"Jekyll & Hyde" by Tabs Productions
Nottingham Theatre Royal.
As Andrew Fettes, the actor who played "Hyde" said at the end of the show, "it soon comes round, doesn't it?", and it does, and I for one was looking forward to the new Colin McIntyre Classic Thriller Season, which started on Monday night with Robert Louis Stevenson's gothic thriller, "Jekyll & Hyde".
The story of Dr Henry Jekyll who, after a tot or two of smoky bubbling liquid, turns into the evil killer, Mr Edward Hyde.Hyde is pursued by lawyer and Jekyll's close friend Gabriel Utterson, followed closely behind by Inspector Newcomen and his trusty sidekick Detective Constable whoever, his name's not given and isn't important anyway in the context of the story.
Andrew Ryan plays Utterson who has the feeling that something isn't quite right with his close friend Dr Jekyll and his other close friend, Dr Hastie Lanyon but can't quite fathom the connection between Jekyll, Lanyon and Hyde until after Jekyll's and Lanyon's death when all is revealed in a letter to Utterson. You can always rely on Mr Ryan to deliver a cracking performance and this is one of Andrew's more serious and melodramatic roles.
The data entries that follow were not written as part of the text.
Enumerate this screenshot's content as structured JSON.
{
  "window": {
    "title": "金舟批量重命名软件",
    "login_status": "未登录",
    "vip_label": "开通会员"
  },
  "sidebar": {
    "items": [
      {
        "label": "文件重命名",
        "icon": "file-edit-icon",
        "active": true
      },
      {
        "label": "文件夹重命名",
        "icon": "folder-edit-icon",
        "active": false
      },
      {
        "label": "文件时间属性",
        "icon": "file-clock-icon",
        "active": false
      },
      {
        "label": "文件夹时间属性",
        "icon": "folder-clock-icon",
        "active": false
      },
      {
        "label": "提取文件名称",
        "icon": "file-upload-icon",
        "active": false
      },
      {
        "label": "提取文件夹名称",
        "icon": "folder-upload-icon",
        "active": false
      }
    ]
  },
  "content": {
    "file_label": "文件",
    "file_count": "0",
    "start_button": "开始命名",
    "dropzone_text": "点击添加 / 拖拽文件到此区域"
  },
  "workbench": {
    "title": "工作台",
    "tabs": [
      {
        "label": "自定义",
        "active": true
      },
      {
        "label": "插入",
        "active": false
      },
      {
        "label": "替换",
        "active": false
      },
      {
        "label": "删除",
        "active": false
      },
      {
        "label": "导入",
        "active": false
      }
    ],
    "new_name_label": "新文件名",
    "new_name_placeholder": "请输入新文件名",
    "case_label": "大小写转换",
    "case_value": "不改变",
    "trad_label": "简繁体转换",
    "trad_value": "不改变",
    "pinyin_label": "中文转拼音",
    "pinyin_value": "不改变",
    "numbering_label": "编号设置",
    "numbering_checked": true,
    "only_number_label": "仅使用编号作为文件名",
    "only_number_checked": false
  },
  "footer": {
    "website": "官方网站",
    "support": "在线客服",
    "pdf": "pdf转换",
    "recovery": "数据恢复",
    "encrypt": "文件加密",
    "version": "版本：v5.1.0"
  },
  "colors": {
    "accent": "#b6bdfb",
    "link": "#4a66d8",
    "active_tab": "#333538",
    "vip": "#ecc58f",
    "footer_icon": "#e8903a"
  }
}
David Gilbrook plays the Inspector who clings on like a dog with a bone until he gets the answers he wants; his sidekick played by relative newcomer, Ryan Mitchell.
Dr Jekyll is played by Robert Laughlin, and while there's every opportunity to take the character really over the top, Robert kept the thrashing around within the realms of Victorian believability.His counterpart, the evil Mr Hyde is played with evil relish by Andrew Fettes.
There are some lovely minor character roles played by Susan Earnshaw, David Osmond, Anna Mitcham and Elise Solis and Charlotte Wright, who are both from Nottingham and play the two juvenile girls in the play. With a cast such as this, they must have had great fun.
Melodrama is the key and the Victorian London set design, plus the lighting and sound heightened and highlighted the suspense. The wonderful red and black lighting silhouetting Hyde was extremely powerful and just part of the effective and evocative lighting design by Michael Donoghue. The eerie sound effects designed by David Gilbrook.
Directed by Nicholas Briggs, he really keeps the suspense up, which does not come as a surprise as he has a solid grounding in recent TV Dr Who productions.
If you're a regular Thriller Season fan, you'll know exactly what to expect and you won't be in for a disappointment. if you wish to venture away from the TV thrillers and murder mysteries and see a live thriller, you will love it, and even if you don't get into this gothic masterpiece, there three more weeks of classics to follow.
"Jekyll and Hyde" can be seen at Nottingham's Theatre Royal until Saturday 8 August 2015 and is a solid start to this year's season. Don't hyde away, come and see it!